Leur marche commune dans les rues désertées prend des allures de procession, un chemin vers une séparation inévitable. Le passé les relie, mais le présent les éloigne. Soudain, une foule de coureurs surgit, brisant leur calme. Ces silhouettes anonymes, portant des vêtements fluorescents et des bandeaux colorés, incarnent un mouvement collectif, celui d’une société qui ne s’arrête jamais. La métaphore est puissante : ce groupe de coureurs est l’incarnation du progrès, de l’adaptation, du « suivre le rythme » à tout prix.
Face à cette vague, Qiao fait un choix. Elle quitte Bin, le laissant figé sur le trottoir comme une figure du passé. Elle s’équipe d’un bandeau et de vêtements de course, se mêlant à la foule, absorbée par ce flux incessant. Elle court, non pas pour fuir, mais pour appartenir, pour prouver qu’elle peut avancer, qu’elle a embrassé les codes d’un monde en constante mutation. À l’inverse, Bin reste immobile, figé dans une époque révolue. Trop vieux, trop fatigué, il n’a plus la force ni la volonté de s’adapter à un univers qui a évolué sans lui.
Cette dynamique, si elle s’inverse brièvement dans le présent du film, s’inscrit en réalité dans une logique récurrente chez Jia Zhangke. Souvent, dans ses œuvres, les femmes, d’abord laissées sur le bas-côté, finissent par incarner le mouvement et la résilience. Ce sont elles qui, à force de patience et de douleur, se reconstruisent et avancent. Les hommes, en revanche, malgré leurs quêtes initiales de changement ou de dépassement, reviennent, immobiles, vers celles qu’ils ont quittées. Ici, Bin n’échappe pas à cette destinée : il reste figé, incapable de s’inscrire dans un futur qu’il ne comprend plus, renvoyé à son immobilité, à son rôle d’observateur d’un monde qui lui échappe.
La dernière partie du film, au-delà de la dynamique inversée entre Qiao et Bin, révèle une dimension plus intime et réflexive. Bin, tout en restant une figure d’immobilité dans l’action, devient paradoxalement un point de convergence pour les innovations technologiques et stylistiques du film. Il découvre les réseaux sociaux, interagit maladroitement avec une caméra à 360 degrés, et se retrouve, malgré lui, immergé dans une esthétique cinématographique qui semble le dépasser. Bin n’est alors plus seulement un personnage ; il devient une représentation du choc technologique et culturel qui imprègne cette dernière partie.

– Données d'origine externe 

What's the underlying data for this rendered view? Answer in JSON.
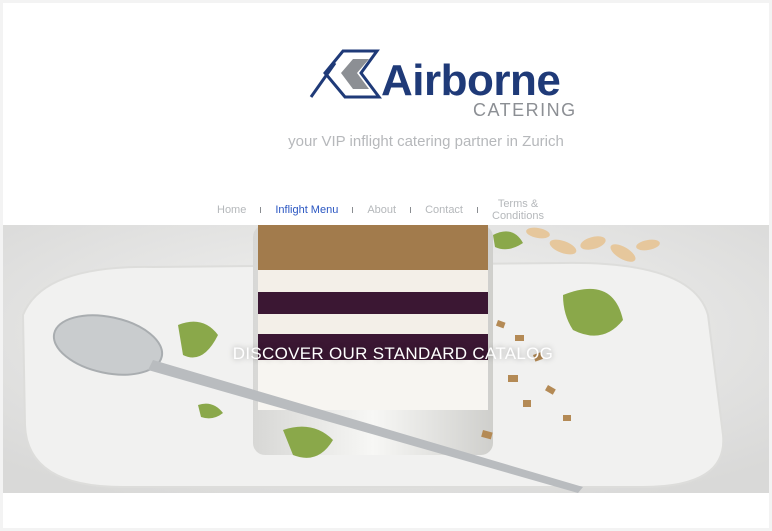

Dans ces moments, Bin incarne presque un alter ego de Jia Zhangke lui-même. À travers son incapacité à s’adapter pleinement à ces nouveaux outils et à ce monde hyperconnecté, Jia semble faire écho à son propre sentiment de décalage. Depuis ses débuts, le cinéaste a été une figure majeure de la documentation de l’évolution rapide de la Chine, mêlant poésie et réalisme pour capturer les mutations sociales et économiques du pays. Pourtant, dans Les Feux sauvages, il semble pour la première fois se confronter à sa propre place dans ce mouvement. Bin, en tâtonnant dans un univers technologique qui le dépasse, reflète un cinéaste qui explore des techniques nouvelles tout en se sentant lui-même un peu étranger à leur usage.
Cette dimension prend une tournure encore plus personnelle lorsqu’on se souvient que Qiao est interprétée par Zhao Tao, muse et épouse de Jia Zhangke. Ce lien réel ajoute une couche d’intimité et de vulnérabilité au récit. Lorsque Qiao rejoint la course et laisse Bin derrière, il est difficile de ne pas y voir une métaphore de Jia lui-même, observant une Chine en perpétuelle accélération et se demandant s’il est encore capable d’en capturer l’essence.
Alors que le film, par sa structure et ses thèmes, reste une œuvre magistrale et fidèle à son style, il introduit une réflexion nouvelle et plus troublante : celle d’un cinéaste face à sa propre relation avec une société qu’il documente depuis des décennies. Jia Zhangke, souvent confiant dans ses observations et dans sa capacité à rendre compte des mutations sociales, semble ici plus hésitant, plus conscient de ses propres limites. Cette introspection confère au film une dimension unique, où la réflexion sur la société chinoise se double d’un questionnement sur la place du cinéaste dans ce monde en mouvement.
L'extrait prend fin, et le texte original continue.